Point of View

Verso la fine della pandemia?

21/06/2021

HEAD OF ADVISORY COMMERCIAL BANKING E RETI AGENTI
LIFE BANKER BNL - BNP PARIBAS

Uno dei temi su cui puntiamo come Gruppo nella seconda metà dell’anno 2021 sarà la forte ripresa dei consumi.

Durante la pandemia le famiglie di tutto il mondo hanno accumulato risparmi in eccesso, in particolare le famiglie dei grandi paesi della zona euro hanno risparmiato fino a un quarto del loro reddito disponibile da quando è iniziata la crisi economico-sanitaria legata al Covid-19, in parte come precauzione, ma anche perché molte delle spese tra cui i viaggi e l’intrattenimento erano off limits. 

Secondo le rivelazioni del governatore belga Pierre Wunsch, policymaker della Banca centrale europea, questa domanda repressa manterrà la spesa al di sopra dei livelli precedenti alla pandemia per i prossimi cinque anni a venire, scatenando potenzialmente più crescita economica di quanto previsto dalla Bce.

I programmi di vaccinazione consentono le riaperture: le prove fornite da Israele, Stati Uniti e Regno Unito suggeriscono che le infezioni da COVID-19 e i tassi di ospedalizzazione collassano una volta che i tassi di vaccinazione raggiungono il 40-60% della popolazione totale. L’Europa continentale dovrebbe raggiungere questo tasso di vaccinazione entro la fine di giugno, il che indica un’accelerazione della spesa al consumo nella seconda metà di quest’anno.

Negli Stati Uniti la ripresa dei consumi ne è stato un chiaro segnale a marzo: le vendite al dettaglio sono balzate del 9,8% su base mensile, ben al di sopra delle aspettative e dopo il -3% di febbraio mentre gli analisti si aspettavano un incremento del 5,9%. 

I cittadini americani hanno comprato di tutto: dai vestiti agli articoli sportivi, passando per musica, libri, auto ma anche facendo incetta di cibo e bevande, con la spesa per quasi tutte le categorie di beni al di sopra di dove era prima che il mondo avesse sentito parlare del Covid.

I consumi riprenderanno con la progressiva revoca delle misure restrittive, ci aspettiamo quindi che nella seconda metà dell’anno anche in Europa si assisterà a una forte ripresa degli utili in diversi settori dei servizi, come finanza, retail, viaggi e tempo libero, media e auto.

Il turismo è stato uno dei settori più colpiti dalla pandemia.

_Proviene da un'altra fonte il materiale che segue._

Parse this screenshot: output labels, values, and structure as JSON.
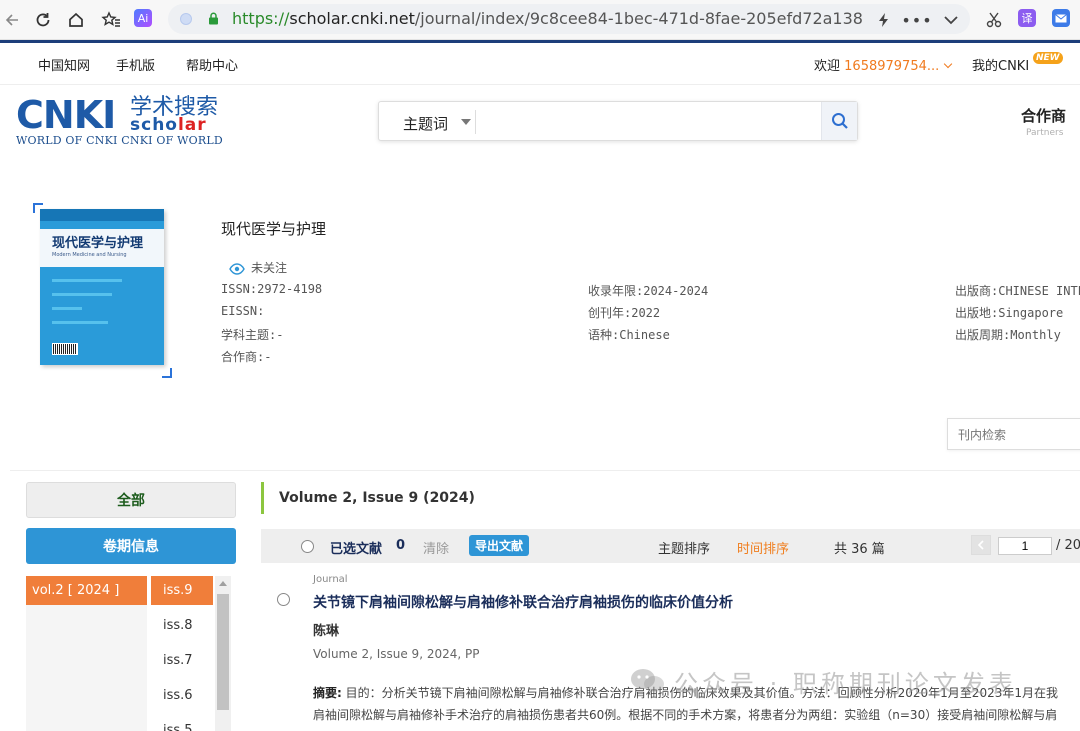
{
  "browser": {
    "url_scheme": "https://",
    "url_host": "scholar.cnki.net",
    "url_path": "/journal/index/9c8cee84-1bec-471d-8fae-205efd72a138",
    "ext_ai": "Ai",
    "ext_translate": "译"
  },
  "topnav": {
    "cnki": "中国知网",
    "mobile": "手机版",
    "help": "帮助中心",
    "welcome": "欢迎",
    "user": "1658979754...",
    "mycnki": "我的CNKI",
    "new_badge": "NEW"
  },
  "logo": {
    "cnki": "CNKI",
    "xueshu": "学术搜索",
    "scholar_a": "scho",
    "scholar_b": "lar",
    "tagline": "WORLD OF CNKI CNKI OF WORLD"
  },
  "search": {
    "category": "主题词",
    "value": "",
    "icon": "search-icon"
  },
  "partner": {
    "label": "合作商",
    "sub": "Partners"
  },
  "journal": {
    "title": "现代医学与护理",
    "cover_title": "现代医学与护理",
    "cover_subtitle": "Modern Medicine and Nursing",
    "follow": "未关注",
    "issn": "ISSN:2972-4198",
    "eissn": "EISSN:",
    "subject": "学科主题:-",
    "partner": "合作商:-",
    "years": "收录年限:2024-2024",
    "founded": "创刊年:2022",
    "language": "语种:Chinese",
    "publisher": "出版商:CHINESE INTER",
    "place": "出版地:Singapore",
    "period": "出版周期:Monthly"
  },
  "inner_search": {
    "placeholder": "刊内检索"
  },
  "left": {
    "all": "全部",
    "issue_info": "卷期信息",
    "volume": "vol.2 [ 2024 ]",
    "issues": [
      "iss.9",
      "iss.8",
      "iss.7",
      "iss.6",
      "iss.5"
    ]
  },
  "right": {
    "volume_title": "Volume 2, Issue 9 (2024)",
    "selected": "已选文献",
    "selected_count": "0",
    "clear": "清除",
    "export": "导出文献",
    "sort_topic": "主题排序",
    "sort_time": "时间排序",
    "total": "共 36 篇",
    "page": "1",
    "page_total": "/ 20"
  },
  "article": {
    "type": "Journal",
    "title": "关节镜下肩袖间隙松解与肩袖修补联合治疗肩袖损伤的临床价值分析",
    "author": "陈琳",
    "source": "Volume 2, Issue 9, 2024, PP",
    "abstract_label": "摘要:",
    "abstract_line1": " 目的：分析关节镜下肩袖间隙松解与肩袖修补联合治疗肩袖损伤的临床效果及其价值。方法：回顾性分析2020年1月至2023年1月在我",
    "abstract_line2": "肩袖间隙松解与肩袖修补手术治疗的肩袖损伤患者共60例。根据不同的手术方案，将患者分为两组：实验组（n=30）接受肩袖间隙松解与肩"
  },
  "watermark": {
    "text": "公众号 · 职称期刊论文发表"
  },
  "colors": {
    "accent_blue": "#2e95d6",
    "accent_orange": "#f07e3a",
    "brand_blue": "#1e5aa7",
    "header_bar": "#1d3e7a"
  }
}
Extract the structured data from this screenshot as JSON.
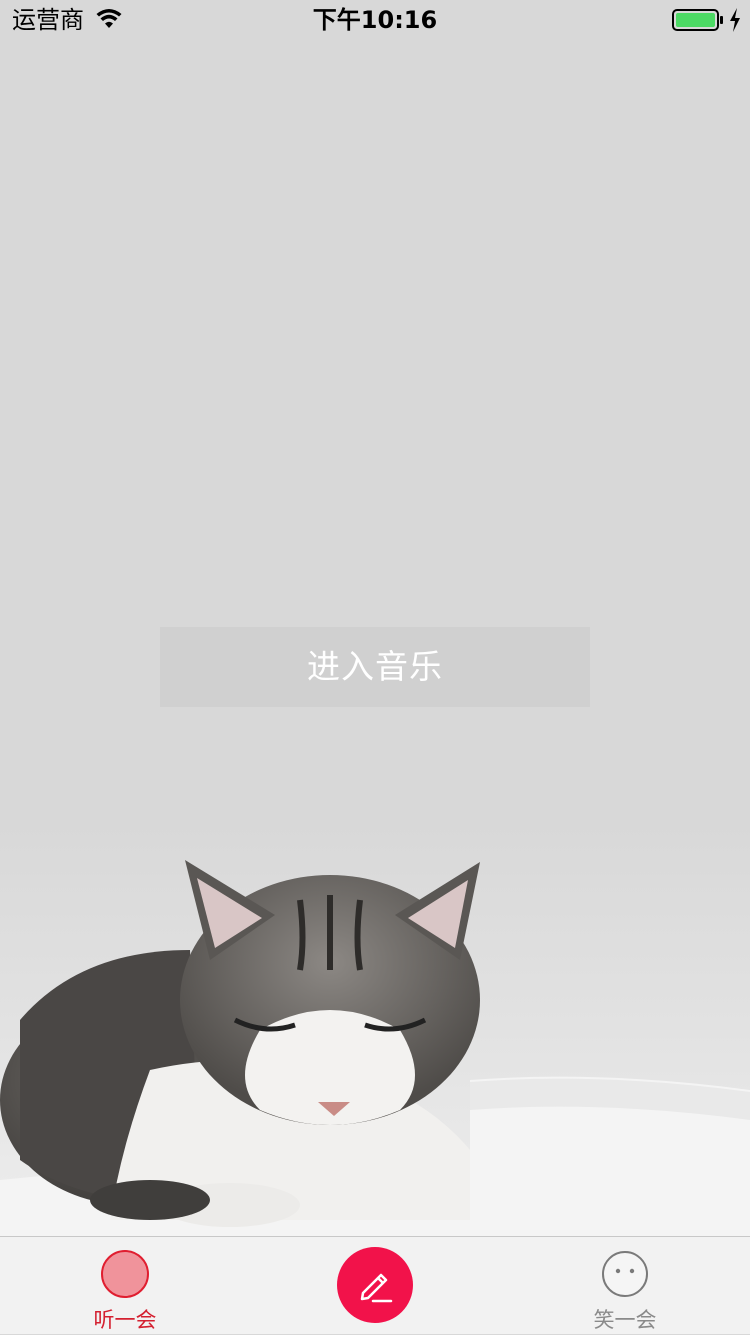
{
  "status_bar": {
    "carrier": "运营商",
    "time": "下午10:16",
    "battery_color": "#4cd964"
  },
  "main": {
    "enter_music_label": "进入音乐"
  },
  "tab_bar": {
    "tabs": [
      {
        "label": "听一会",
        "icon": "record-circle-icon",
        "selected": true
      },
      {
        "label": "笑一会",
        "icon": "smiley-face-icon",
        "selected": false
      }
    ],
    "compose_icon": "pencil-icon",
    "accent_color": "#f2124a"
  }
}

Impiega circa 27 milioni di persone e rappresenta circa il 10% del PIL dell’UE e al momento sono sei i milioni di posti di lavoro a rischio. Nel 2020 l’Europa, prima destinazione turistica mondiale, ha accolto il 66% in meno di turisti internazionali nella prima metà dell’anno e il 97% in meno nella seconda.

Una volta abolite le restrizioni sui viaggi e le restrizioni nazionali, ci si potrà aspettare che i consumatori stanchi del blocco si affrettino a riprendere a viaggiare. L’Organizzazione mondiale del turismo prevede che il turismo interno ritorni più rapidamente del turismo internazionale, incentivando la domanda di benzina/diesel attraverso un aumento dei viaggi in auto e anche per gli alberghi per brevi soggiorni e pause durante il fine settimana.

Le occasioni di intrattenimento outdoor permetteranno di tornare alla socialità live (musei, cinema, concerti) con la voglia di compresenza fisica e non più solo virtuale. Ci aspettiamo quindi che le persone riprendano a spendere per cosmetici, profumi, nuovi vestiti e auto, facendo attenzione alla loro sostenibilità.

La casa rimarrà uno dei caposaldi nel post-Covid con particolare attenzione a ristrutturazioni, efficientamento energetico, domotica

Il mondo dell’e-commerce è cresciuto del 58% su base annua nel primo trimestre 2021 e, in tutto il mondo, il traffico sui siti di shopping è aumentato del 27%, sempre su base annua. Questo conferma che anche il digital jump non si interromperà, ma proseguirà con acquisti di nuovi smartphone, tablet, pc, smart tv, come i pagamenti on line, l’e-grocery e il delivery saranno sempre più frequenti.

Questo stimolerà inevitabilmente i fornitori di infrastrutture 5G, i produttori di handset e i produttori di semiconduttori.

La luce alla fine del tunnel pandemico è in atto.